Additionally you need to make sure that this function is called for your language, otherwise you will get an error that there is no matching function. For this, add a new match case to the split_sentences_with_python
function. To add Spanish for example, add the following:
"es" => split_sentences_with_python_es(text),
Make sure you add all the required Python packages to requirements.txt
as these will need to be installed by everyone running the respository locally as well as by the extraction pipelines on GitHub.
As this is experimental, there are certain parts that could be improved, such as moving out each language into its own file, as well as automatically importing the needed file so there is no need to manually add a case to the match. PRs are certainly welcome!

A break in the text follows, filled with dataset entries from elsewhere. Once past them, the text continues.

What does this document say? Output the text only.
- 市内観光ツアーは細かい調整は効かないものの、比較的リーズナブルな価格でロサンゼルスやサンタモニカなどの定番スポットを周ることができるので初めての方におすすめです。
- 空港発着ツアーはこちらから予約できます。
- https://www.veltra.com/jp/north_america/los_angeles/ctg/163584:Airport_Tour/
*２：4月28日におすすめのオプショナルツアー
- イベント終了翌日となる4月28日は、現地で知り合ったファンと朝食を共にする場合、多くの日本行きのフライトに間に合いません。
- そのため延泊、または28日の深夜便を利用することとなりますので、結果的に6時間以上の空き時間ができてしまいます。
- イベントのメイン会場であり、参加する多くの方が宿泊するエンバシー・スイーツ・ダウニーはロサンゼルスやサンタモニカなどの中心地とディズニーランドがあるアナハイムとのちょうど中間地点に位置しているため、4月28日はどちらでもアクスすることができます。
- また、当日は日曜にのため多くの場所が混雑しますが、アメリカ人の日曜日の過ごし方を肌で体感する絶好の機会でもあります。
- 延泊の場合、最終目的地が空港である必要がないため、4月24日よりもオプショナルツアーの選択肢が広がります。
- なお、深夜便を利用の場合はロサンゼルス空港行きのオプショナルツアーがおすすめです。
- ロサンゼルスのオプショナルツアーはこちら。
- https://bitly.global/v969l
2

If you find a new open data source that provides a lot of sentences (Example), we suggest to not go through through the Sentence Collector but rather adding a scrape target here. Before you do so, let's discuss it on Discourse first!
- In
loaders
add your own loader file and write your own code according to the given data structure of your target - the data structure should be fairly simple, you might need to consider writing a separate script to fetch and prepare the sentences first (as we do with the WikiExtractor for Wikipedia). Note that you'll need to implement theLoader
trait. - In
loaders/mod.rs
expose your new file - In
app.rs
, add a new extraction command - same arguments as theextract
task, but with a better - more descriptive - name identifying your data source - In
app.rs
add a newif
in thestart
function to instantiate your extractor and start the extraction, passing your own custom extractor you wrote - Add a new section in this README documenting the usage and purpose of your new target
- Add your new target to the list at the top of the README
You can find an example in the File Loader Commit. Note that code might have slightly changed, but the concept is the same.
Currently the following data sources are available for automatic extraction:
- Wikipedia
On every PR we will trigger a sample sentence extraction which can be used for verification. Note that GitHub does not automatically run the pipeline if you are a first time contributor. If your sample extraction doesn't get approved within a day, please reach out to us on Matrix.
Once a language rule file has been merged, the creation of the extract will be triggered through the manual workflow. PR authors do not need to do that themselves, this is the responsibility of the reviewer.
There are manual workflows for both Wikipedia and WikiSource.
Jobs can be triggered manually by adding a comment to an issue or Pull Request. Note that the blocklist uses the Wikipedia scrape target behind the scene.
/action [job] [language] [otherParams]
- job: name of the job to run, this can be any of: blocklist
- language: language code to process for: en, de, ...
- otherParams: any other params needed depending on the job
The job will then add a comment with its URL, so you can check the output and download the files you need.
Example: Create a blocklist for English - 80 occurrences threshold
/action blocklist en 80
There is a manual workflow trigger which allows us to re-run Wikipedia extractions on articles added since the last time we ran the extraction. This makes sure that we only extract new articles, as otherwise we would not fullfil the legal requirements. Any re-run needs to be triggered through this workflow.